On Sep 6, 2016 10:10 PM, "Al Viro" <viro@zeniv.linux.org.uk> wrote:
>
> On Wed, Sep 07, 2016 at 01:41:00AM +0300, Alexey Dobriyan wrote:
>
> > Gentlemen's agreement then:
> > * kernel developers don't break tracepoints on purpose and maintain
> > compatibility in simple cases (long => int, deleted field, etc),
> > * real, justified tracepoint breakage doesn't count.
>
> No go. Scenario:
>
> 1) piss-poor API is added in form of tracehook. It exports some information
> that can be used to derive something genuinely interesting. Most of the
> time. Corner cases are unsolvable, even though it might be possible to
> provide the interesting part sanely. Just not in that form.
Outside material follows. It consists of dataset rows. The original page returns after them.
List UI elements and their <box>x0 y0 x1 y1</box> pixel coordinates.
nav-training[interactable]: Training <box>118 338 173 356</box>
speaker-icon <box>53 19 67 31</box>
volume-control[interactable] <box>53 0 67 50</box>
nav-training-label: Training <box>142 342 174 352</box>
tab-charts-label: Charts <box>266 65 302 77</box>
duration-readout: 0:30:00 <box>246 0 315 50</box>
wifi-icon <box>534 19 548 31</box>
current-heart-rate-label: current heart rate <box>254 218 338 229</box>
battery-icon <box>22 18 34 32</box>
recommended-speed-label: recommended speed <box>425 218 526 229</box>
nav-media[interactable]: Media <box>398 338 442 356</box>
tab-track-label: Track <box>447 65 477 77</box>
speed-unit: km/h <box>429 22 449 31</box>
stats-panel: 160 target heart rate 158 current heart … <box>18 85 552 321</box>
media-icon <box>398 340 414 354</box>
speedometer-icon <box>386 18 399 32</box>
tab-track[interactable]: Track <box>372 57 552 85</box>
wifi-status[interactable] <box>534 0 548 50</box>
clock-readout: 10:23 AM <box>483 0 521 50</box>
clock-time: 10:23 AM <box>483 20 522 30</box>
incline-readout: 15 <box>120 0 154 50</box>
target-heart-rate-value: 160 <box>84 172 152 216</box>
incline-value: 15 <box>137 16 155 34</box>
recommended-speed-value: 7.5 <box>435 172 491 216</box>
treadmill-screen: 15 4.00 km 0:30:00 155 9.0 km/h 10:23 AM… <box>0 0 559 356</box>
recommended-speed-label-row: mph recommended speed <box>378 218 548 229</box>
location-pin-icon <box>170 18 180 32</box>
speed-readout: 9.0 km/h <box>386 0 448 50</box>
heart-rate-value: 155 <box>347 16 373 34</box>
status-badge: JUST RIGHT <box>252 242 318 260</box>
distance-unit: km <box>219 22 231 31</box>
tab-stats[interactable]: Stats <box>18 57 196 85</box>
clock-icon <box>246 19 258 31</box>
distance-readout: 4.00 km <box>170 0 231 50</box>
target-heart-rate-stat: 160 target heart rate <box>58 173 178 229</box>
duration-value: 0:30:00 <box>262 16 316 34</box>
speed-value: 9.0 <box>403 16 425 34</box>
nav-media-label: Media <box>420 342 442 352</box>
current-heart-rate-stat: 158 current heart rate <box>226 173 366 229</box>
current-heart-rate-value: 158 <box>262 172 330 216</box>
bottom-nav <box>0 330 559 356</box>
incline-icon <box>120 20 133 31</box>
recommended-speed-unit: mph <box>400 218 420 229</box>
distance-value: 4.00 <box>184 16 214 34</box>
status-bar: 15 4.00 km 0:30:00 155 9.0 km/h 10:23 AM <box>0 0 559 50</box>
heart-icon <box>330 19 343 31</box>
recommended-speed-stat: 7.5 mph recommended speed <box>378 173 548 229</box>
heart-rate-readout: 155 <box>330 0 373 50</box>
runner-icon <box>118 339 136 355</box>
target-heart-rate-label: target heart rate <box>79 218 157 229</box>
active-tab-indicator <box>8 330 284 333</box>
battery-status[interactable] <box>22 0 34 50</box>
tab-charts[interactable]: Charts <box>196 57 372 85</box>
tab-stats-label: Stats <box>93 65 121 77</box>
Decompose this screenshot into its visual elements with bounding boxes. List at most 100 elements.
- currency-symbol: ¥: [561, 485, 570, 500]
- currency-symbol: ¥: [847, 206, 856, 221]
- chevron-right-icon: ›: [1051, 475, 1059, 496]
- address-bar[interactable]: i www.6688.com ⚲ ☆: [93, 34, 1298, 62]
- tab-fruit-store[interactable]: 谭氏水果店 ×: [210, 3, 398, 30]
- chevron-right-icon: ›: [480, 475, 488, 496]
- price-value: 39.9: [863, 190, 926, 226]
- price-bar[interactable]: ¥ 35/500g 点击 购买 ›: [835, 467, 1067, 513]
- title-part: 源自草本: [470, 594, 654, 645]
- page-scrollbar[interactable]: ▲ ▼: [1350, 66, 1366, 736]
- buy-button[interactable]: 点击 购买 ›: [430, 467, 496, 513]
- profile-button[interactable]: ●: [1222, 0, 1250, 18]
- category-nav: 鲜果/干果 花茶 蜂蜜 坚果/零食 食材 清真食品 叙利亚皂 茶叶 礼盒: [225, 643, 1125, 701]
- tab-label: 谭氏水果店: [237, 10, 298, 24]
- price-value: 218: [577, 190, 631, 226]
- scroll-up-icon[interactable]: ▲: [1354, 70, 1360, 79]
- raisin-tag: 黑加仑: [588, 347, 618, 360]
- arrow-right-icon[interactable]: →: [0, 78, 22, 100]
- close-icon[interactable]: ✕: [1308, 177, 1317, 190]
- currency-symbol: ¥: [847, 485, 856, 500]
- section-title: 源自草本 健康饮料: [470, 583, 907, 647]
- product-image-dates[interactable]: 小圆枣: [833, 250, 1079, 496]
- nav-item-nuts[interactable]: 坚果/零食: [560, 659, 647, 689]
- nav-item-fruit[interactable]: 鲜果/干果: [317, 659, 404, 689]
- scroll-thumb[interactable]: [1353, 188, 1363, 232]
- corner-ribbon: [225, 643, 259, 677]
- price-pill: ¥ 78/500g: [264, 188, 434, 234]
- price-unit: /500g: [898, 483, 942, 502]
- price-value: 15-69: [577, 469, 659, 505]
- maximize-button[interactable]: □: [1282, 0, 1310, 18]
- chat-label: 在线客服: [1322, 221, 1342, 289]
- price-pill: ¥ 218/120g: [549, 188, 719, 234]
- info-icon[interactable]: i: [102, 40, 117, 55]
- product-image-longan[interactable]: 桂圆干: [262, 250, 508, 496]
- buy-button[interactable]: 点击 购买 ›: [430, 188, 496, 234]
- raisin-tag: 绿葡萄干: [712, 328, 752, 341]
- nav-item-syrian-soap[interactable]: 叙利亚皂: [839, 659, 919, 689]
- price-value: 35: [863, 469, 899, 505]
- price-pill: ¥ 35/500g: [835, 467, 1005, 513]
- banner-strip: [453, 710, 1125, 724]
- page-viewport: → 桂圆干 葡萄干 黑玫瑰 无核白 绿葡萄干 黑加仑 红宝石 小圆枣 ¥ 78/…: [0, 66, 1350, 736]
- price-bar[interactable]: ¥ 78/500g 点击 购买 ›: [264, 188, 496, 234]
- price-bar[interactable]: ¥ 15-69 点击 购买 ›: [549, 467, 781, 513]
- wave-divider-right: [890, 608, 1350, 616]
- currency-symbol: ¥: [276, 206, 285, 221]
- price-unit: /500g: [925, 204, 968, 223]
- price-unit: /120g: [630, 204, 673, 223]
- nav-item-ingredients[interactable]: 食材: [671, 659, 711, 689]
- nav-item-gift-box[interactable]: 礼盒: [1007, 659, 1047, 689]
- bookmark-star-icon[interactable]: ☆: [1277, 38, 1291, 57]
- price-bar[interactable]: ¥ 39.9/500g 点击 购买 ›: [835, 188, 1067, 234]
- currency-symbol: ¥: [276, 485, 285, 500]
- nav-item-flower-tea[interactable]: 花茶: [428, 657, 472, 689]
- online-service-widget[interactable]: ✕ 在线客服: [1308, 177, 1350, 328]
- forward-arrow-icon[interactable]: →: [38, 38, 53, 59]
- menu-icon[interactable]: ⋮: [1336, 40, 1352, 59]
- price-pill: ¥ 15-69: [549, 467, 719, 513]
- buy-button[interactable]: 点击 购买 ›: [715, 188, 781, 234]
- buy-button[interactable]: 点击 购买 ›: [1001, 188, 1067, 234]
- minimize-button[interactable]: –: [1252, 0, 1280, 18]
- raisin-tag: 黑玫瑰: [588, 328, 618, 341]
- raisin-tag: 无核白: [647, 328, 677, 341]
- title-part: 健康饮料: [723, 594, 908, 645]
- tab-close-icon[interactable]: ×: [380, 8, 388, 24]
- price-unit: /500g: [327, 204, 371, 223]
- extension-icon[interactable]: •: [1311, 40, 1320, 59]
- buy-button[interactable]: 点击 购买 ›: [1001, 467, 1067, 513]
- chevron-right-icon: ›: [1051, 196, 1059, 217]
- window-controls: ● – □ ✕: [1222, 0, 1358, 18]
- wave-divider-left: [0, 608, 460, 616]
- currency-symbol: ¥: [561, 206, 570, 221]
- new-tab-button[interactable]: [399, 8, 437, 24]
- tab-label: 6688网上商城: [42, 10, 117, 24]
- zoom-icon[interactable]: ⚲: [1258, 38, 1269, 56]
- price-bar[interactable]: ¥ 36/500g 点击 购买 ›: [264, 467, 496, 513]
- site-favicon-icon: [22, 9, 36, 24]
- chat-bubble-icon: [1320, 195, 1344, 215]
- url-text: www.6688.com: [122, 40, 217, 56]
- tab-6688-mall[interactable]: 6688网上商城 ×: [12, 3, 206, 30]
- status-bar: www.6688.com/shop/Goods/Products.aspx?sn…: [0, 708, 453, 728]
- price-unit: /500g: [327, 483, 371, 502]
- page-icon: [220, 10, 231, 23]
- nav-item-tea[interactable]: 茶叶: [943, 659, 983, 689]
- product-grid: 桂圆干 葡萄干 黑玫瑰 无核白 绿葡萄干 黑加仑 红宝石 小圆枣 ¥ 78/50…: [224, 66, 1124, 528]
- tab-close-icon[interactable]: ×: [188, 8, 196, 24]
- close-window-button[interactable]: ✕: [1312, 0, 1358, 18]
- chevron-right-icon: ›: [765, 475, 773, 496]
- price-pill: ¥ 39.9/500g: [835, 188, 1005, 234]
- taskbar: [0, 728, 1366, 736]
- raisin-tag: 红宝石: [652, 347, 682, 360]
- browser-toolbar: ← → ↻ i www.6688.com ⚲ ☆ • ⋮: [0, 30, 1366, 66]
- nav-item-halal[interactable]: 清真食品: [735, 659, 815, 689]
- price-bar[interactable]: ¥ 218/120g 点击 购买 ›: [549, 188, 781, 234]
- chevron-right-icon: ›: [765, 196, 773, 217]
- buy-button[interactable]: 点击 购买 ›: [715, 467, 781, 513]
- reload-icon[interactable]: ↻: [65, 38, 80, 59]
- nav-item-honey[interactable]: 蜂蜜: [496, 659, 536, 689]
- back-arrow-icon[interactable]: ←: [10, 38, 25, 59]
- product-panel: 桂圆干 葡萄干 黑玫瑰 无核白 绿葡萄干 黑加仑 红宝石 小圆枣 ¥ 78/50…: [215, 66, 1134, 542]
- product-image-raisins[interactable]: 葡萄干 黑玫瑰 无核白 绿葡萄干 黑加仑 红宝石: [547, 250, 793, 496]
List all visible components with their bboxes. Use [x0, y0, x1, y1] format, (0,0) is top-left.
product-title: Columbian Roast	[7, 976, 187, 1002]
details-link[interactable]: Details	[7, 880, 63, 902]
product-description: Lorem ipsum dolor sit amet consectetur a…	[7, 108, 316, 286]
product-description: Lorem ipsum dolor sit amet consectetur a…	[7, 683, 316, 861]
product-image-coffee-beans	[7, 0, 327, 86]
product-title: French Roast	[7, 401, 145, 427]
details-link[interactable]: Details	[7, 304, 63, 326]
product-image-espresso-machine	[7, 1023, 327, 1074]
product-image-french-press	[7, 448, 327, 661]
Moreover,
> faking the bits used to derive that information so that existing userland
> logics would yield the right result is bloody hard and restricts what we
> can do kernel-side, even though the real thing userland wants would not have
> such problems.
>
Agreed.
I wouldn't mind a policy that tracepoints are simply never stable. Maybe we should even deliberately change them periodically to drive the point home.
The kernel should be able to have a debug API that is genuinely for *debugging* and doesn't freeze the underlying implementation.
Windows, AFAICT, works like this. If you write a production program that invokes WinDbg or similar, it's going to break down the road.